Dwayne echó una ojeada a la foto y se encogió de hombros.
—No se ve gran cosa.
—Aquí puedes ver el brazo, aquí la pierna. Y si te fijas bien, casi el rostro.
—Sí, fantástico. —Se la devolvió—. Esta noche llegaré un poco tarde, ¿sabes? A eso de las seis viene un tipo para probar un coche. Ya cenaré por ahí. Mattie volvió a meter la foto en el bolso y suspiró.
—Dwayne...
Él le dio un beso apresurado en la frente.
—Deja que te acompañe afuera. Vamos.
—¿No puedes salir a tomar un café o algo?
—Espero clientes.
—Pero no hay nadie en la tienda.
—Mattie, por favor. Deja que haga mi trabajo, ¿vale?
La puerta del despacho de Dwayne se abrió de repente. Mattie se volvió a tiempo para ver que salía una mujer, una rubia larguirucha que se alejó presurosa por el pasillo y se metió en otro despacho.
—¿Y ésa quién es? —preguntó Mattie.—¿Quién?
—Esa mujer que acaba de salir de tu despacho.
—¡Ah, ella! —carraspeó—. Es una nueva adquisición. Pensé que ya era hora de contratar a una vendedora. Ya sabes, para diversificar el equipo. Ha resultado un elemento muy valioso. El mes pasado vendió más coches que Bart, y eso ya es decir... Mattie se quedó mirando en actitud pensativa la puerta cerrada de Dwayne. Era entonces cuando había empezado todo: el mes anterior. Cuando todo cambió entre los dos. Desde que la desconocida se había incorporado al equipo de Dwayne.
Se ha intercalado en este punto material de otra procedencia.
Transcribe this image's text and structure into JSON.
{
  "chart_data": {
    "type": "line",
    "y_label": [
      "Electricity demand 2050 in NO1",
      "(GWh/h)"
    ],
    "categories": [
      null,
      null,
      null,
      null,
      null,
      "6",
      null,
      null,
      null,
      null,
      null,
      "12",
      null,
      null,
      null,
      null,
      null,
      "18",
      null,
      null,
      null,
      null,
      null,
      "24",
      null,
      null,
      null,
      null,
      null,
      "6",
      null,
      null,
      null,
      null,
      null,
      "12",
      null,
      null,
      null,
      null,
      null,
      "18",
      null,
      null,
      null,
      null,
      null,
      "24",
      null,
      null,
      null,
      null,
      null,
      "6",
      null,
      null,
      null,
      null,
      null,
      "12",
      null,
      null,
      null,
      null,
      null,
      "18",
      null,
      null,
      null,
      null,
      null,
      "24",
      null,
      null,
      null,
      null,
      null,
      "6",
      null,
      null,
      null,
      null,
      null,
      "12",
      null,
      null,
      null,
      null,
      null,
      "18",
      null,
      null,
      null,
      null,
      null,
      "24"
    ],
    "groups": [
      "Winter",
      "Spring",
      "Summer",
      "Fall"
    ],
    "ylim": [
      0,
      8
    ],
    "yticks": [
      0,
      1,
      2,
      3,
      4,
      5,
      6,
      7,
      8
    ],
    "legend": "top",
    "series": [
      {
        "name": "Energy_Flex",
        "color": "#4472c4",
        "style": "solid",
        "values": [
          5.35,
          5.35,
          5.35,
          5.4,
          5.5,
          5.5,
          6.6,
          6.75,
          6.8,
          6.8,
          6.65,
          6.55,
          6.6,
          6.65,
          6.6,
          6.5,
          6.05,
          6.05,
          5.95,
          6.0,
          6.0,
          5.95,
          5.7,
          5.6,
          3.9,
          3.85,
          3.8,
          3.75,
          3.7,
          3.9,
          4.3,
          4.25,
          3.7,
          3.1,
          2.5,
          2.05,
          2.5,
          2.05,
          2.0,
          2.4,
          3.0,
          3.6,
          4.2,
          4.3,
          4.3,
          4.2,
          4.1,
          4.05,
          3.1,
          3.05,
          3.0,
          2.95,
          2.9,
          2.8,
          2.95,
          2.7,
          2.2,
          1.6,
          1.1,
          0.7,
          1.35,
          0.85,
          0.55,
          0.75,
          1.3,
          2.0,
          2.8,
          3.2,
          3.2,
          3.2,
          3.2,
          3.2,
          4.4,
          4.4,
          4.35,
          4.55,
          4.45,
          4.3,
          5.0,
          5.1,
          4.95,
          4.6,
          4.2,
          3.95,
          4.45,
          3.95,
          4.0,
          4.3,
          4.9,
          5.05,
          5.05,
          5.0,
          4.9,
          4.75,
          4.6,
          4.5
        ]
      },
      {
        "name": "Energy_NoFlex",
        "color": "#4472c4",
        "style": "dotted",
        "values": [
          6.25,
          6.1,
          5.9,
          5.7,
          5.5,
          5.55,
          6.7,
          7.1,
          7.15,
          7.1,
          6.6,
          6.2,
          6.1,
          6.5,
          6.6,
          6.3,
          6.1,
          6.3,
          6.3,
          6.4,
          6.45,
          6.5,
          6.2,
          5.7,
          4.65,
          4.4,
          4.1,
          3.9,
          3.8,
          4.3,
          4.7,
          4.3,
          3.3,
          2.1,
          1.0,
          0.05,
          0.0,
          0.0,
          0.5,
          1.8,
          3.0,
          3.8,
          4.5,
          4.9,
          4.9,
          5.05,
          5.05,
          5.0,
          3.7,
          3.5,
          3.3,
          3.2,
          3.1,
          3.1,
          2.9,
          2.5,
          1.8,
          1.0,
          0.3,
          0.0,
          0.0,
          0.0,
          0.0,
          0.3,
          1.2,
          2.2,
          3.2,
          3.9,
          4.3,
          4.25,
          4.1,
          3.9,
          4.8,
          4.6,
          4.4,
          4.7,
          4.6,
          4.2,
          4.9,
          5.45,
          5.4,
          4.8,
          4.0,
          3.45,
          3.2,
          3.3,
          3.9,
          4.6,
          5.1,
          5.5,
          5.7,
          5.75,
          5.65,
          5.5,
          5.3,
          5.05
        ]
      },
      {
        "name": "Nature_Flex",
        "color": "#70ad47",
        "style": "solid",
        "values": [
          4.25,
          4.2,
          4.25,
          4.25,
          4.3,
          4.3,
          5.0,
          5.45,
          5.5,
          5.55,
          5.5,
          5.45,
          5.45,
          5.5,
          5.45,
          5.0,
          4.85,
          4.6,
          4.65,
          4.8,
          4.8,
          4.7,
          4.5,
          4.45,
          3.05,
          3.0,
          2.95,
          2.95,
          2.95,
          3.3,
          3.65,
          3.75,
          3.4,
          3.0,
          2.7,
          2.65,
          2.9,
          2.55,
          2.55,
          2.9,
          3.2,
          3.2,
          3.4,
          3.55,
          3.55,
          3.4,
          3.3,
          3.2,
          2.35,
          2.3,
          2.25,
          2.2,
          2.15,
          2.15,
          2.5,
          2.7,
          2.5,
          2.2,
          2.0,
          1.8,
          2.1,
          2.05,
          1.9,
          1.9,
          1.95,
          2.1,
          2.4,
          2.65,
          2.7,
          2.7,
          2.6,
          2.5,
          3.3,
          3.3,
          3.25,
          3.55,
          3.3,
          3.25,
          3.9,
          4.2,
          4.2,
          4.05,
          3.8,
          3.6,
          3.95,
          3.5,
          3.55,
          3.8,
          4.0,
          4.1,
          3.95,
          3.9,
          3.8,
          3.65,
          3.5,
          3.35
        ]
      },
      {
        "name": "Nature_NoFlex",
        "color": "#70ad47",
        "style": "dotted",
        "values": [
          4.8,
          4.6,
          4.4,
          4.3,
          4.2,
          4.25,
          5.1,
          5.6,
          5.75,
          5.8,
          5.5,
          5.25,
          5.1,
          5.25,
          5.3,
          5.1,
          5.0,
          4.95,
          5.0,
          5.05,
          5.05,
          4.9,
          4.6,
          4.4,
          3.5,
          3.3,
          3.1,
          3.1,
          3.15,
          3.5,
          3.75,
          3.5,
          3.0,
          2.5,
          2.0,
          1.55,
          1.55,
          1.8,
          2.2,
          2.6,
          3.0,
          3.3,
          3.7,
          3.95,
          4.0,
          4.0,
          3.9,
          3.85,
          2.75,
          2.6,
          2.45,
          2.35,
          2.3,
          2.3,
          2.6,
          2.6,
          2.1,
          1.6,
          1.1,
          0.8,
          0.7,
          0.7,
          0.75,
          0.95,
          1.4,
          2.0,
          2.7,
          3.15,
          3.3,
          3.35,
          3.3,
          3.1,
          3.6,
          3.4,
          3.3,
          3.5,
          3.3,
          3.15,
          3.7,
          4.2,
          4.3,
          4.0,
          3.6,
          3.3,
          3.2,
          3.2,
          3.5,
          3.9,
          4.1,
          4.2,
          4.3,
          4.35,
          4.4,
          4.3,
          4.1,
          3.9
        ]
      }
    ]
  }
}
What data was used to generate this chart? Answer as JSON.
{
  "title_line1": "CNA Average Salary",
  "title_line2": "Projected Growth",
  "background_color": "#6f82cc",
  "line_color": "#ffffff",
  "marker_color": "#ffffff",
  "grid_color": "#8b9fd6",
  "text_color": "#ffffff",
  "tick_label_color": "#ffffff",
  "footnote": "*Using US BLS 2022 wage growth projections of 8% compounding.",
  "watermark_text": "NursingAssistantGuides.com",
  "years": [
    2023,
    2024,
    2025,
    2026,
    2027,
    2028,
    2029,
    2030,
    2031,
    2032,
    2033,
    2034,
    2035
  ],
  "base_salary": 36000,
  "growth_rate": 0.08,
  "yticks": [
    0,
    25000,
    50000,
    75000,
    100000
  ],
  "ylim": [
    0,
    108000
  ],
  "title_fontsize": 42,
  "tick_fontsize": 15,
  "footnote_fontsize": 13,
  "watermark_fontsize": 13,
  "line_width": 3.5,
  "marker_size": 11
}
—¿Cómo se llama? —preguntó.
—Oye, de veras tengo que regresar al trabajo.
—Sólo quiero saber su nombre.
Mattie se volvió, miró a su esposo y, en ese instante, vio la culpa en su mirada, tan luminosa como un tubo de neón.
—¡Oh, Dios! —Dwayne le volvió la espalda—. Lo que me faltaba.
—Señora Purvis. —Era Bart, que la llamaba desde la entrada de la tienda—.